Dans cette logique, elle défend également le principe d'un mandat tournant. Le fonctionnement est simple : un conseiller consulaire peut démissionner en cours de mandat et le candidat suivant sur la liste devient automatiquement élu pour la durée restante. Laurence Dechassey envisage ainsi qu'après quelques années de mandat — par exemple à mi-parcours — certains élus cèdent volontairement leur siège afin de permettre à d'autres membres de la liste de siéger à leur tour.
Elle cite notamment l'exemple d'une liste en Argentine qui a déjà appliqué ce principe.
« Je ne suis pas là pour le poste. Je suis là pour défendre une cause. »
Pour cette illustratrice devenue élue, l'objectif n'est pas de conserver un siège pendant six ans, mais de faire entrer davantage de citoyens dans les institutions et de transmettre progressivement l'expérience acquise. Cette vision s'inscrit dans la continuité de sa campagne, construite autour d'une équipe davantage que d'individualités.

Faire entrer les citoyens dans les institutions
Laurence ne cherche pas à gommer son profil atypique.

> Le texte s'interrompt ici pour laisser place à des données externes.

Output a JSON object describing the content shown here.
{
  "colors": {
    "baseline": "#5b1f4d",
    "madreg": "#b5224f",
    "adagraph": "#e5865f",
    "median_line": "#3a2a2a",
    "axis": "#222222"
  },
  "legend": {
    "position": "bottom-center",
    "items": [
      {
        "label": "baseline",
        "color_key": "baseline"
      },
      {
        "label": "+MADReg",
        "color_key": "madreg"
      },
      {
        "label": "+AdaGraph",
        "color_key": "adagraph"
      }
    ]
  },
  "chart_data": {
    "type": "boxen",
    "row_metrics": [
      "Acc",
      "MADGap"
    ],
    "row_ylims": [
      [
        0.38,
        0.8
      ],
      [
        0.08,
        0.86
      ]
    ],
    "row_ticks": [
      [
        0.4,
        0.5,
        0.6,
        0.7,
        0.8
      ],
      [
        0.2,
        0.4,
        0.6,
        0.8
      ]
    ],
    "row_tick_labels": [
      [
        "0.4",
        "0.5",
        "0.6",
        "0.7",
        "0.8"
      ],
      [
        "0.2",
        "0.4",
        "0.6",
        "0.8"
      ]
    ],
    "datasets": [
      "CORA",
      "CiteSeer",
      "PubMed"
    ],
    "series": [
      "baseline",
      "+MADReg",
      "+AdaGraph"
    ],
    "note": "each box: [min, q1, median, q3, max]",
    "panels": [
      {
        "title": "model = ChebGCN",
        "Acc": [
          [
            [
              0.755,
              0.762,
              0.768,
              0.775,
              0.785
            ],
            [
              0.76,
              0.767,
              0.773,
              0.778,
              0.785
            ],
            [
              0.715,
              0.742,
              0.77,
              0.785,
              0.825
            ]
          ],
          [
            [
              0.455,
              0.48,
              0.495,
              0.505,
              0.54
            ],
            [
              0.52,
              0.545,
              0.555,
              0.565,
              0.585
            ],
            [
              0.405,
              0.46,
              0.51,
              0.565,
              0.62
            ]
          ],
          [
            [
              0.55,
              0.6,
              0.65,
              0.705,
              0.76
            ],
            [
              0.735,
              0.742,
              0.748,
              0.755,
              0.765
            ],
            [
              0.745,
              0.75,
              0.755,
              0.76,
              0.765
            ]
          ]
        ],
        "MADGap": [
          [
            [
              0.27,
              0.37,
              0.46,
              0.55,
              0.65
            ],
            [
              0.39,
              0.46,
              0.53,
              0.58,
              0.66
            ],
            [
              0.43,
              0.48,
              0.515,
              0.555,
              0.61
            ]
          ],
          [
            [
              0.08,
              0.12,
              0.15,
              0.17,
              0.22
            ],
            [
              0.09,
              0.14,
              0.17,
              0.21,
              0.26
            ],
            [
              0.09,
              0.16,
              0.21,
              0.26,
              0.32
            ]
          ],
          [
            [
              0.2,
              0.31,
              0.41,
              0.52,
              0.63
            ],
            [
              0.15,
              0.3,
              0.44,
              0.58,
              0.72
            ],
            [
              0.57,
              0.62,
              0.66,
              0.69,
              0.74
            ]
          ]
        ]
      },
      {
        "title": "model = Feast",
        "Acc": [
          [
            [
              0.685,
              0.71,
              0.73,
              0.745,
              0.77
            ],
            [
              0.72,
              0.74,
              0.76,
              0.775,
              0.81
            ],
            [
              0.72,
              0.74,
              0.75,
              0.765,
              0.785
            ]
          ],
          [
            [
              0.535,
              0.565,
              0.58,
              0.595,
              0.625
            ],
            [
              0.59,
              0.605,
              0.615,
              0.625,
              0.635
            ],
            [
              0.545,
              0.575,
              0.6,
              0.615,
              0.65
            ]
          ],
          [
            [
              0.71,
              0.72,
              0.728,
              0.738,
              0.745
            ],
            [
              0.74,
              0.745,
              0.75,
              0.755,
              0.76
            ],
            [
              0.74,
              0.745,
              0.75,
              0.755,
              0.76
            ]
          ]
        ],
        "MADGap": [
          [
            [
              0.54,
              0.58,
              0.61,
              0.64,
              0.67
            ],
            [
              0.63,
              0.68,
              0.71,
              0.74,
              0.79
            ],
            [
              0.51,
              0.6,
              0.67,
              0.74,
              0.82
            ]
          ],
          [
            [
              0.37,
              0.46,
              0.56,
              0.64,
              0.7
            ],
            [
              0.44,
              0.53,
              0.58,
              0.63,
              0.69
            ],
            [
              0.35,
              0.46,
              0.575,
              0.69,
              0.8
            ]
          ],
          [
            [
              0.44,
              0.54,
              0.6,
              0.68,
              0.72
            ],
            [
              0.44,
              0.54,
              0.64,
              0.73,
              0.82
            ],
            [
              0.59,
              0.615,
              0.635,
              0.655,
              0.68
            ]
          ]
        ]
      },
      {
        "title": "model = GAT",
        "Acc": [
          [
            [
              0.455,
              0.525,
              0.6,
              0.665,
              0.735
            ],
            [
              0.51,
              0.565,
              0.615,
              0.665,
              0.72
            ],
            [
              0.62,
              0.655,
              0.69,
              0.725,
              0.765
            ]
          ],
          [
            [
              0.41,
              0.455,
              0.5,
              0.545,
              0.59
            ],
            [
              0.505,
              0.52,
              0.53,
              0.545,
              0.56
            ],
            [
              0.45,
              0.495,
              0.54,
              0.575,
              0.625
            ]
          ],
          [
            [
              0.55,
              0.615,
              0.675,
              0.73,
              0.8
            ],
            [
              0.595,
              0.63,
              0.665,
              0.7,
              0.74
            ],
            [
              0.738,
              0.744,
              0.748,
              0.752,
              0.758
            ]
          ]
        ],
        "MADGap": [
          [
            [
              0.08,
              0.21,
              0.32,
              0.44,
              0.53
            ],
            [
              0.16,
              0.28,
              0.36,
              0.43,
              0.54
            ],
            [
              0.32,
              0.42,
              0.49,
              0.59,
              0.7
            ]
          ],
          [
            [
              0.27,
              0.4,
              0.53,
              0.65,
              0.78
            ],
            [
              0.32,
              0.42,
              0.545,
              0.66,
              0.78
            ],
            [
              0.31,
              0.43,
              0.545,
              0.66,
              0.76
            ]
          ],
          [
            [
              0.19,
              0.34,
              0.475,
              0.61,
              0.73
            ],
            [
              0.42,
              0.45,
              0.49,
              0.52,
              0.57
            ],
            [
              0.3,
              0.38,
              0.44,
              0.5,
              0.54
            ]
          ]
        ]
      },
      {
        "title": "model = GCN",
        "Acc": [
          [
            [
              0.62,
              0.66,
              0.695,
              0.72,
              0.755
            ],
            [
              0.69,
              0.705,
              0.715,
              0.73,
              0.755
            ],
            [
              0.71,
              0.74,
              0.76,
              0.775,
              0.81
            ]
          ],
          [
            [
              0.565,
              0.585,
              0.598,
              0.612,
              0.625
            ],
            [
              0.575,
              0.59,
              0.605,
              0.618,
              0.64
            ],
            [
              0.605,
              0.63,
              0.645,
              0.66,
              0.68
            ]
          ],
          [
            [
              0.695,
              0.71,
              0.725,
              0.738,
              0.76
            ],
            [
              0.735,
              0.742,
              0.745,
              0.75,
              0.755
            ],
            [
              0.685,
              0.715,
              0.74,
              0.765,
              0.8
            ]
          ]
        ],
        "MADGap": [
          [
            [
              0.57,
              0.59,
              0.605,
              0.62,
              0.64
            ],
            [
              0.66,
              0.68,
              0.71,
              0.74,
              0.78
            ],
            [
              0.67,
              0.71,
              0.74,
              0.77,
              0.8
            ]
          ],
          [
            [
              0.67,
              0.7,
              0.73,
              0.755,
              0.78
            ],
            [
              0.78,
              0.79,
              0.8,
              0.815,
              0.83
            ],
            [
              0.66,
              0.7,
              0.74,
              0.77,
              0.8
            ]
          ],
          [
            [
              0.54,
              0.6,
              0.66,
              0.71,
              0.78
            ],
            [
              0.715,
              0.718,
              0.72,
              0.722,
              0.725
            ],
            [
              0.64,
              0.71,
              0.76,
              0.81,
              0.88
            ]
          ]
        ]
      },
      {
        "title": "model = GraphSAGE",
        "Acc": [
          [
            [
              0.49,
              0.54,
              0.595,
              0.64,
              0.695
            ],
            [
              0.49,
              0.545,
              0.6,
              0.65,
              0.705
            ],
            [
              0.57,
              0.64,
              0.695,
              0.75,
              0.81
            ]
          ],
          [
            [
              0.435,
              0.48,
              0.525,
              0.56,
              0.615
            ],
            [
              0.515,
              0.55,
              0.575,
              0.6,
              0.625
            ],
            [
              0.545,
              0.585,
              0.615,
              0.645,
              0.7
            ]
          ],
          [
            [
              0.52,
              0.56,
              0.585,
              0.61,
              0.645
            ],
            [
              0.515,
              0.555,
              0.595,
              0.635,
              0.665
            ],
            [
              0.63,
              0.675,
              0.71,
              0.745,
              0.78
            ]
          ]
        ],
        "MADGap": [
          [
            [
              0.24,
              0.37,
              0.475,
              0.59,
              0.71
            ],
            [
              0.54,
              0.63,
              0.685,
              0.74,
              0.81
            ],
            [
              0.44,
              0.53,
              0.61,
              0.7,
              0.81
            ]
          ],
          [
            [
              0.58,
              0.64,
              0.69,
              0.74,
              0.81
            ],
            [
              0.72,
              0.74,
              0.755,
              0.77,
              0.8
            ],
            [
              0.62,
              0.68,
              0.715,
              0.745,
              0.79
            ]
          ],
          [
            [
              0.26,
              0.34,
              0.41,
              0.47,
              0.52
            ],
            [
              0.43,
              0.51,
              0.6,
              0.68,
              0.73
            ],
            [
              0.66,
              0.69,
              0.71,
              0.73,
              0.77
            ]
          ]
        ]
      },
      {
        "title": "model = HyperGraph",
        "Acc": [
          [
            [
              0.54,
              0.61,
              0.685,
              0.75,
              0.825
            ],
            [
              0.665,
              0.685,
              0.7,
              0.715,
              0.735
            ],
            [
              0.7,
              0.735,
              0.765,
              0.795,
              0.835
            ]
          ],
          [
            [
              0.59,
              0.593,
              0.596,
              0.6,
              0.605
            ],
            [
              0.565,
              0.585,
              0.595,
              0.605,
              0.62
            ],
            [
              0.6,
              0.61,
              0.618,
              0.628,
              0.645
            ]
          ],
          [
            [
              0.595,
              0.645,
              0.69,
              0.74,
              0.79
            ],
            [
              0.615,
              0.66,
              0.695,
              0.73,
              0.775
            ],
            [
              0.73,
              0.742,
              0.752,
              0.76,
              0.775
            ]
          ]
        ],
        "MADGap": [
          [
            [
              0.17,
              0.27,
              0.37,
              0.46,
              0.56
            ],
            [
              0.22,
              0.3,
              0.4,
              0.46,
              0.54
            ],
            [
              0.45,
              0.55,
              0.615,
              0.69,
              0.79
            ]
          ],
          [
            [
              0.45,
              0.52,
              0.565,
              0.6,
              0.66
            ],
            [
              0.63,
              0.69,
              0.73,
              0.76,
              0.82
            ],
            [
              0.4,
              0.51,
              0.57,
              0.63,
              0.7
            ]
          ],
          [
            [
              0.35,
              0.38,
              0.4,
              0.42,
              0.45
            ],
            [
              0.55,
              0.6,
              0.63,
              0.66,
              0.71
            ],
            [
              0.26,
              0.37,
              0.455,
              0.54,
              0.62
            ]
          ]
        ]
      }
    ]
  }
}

Au contraire, elle en fait presque un argument démocratique.
"Je voulais montrer qu'on n'a pas besoin d'avoir fait Sciences Po pour s'engager."
Illustratrice jeunesse, mère de deux filles aujourd'hui âgées de 16 et 20 ans, Laurence Dechassey n'est pas issue du monde politique. C'est précisément ce qu'elle revendique. Pour elle, les institutions gagnent à accueillir celles et ceux qui n'étaient pas destinés à y entrer. À ses yeux, c'est aussi ainsi que se dessine la démocratie.
Dans son atelier comme au conseil consulaire, elle défend finalement la même chose : la place de l'humain, la valeur des voix singulières, la nécessité de ne pas laisser les autres décider seuls de ce qui nous concerne.
Pour Laurence Dechassey, la politique commence peut-être là : dans le refus de rester spectatrice.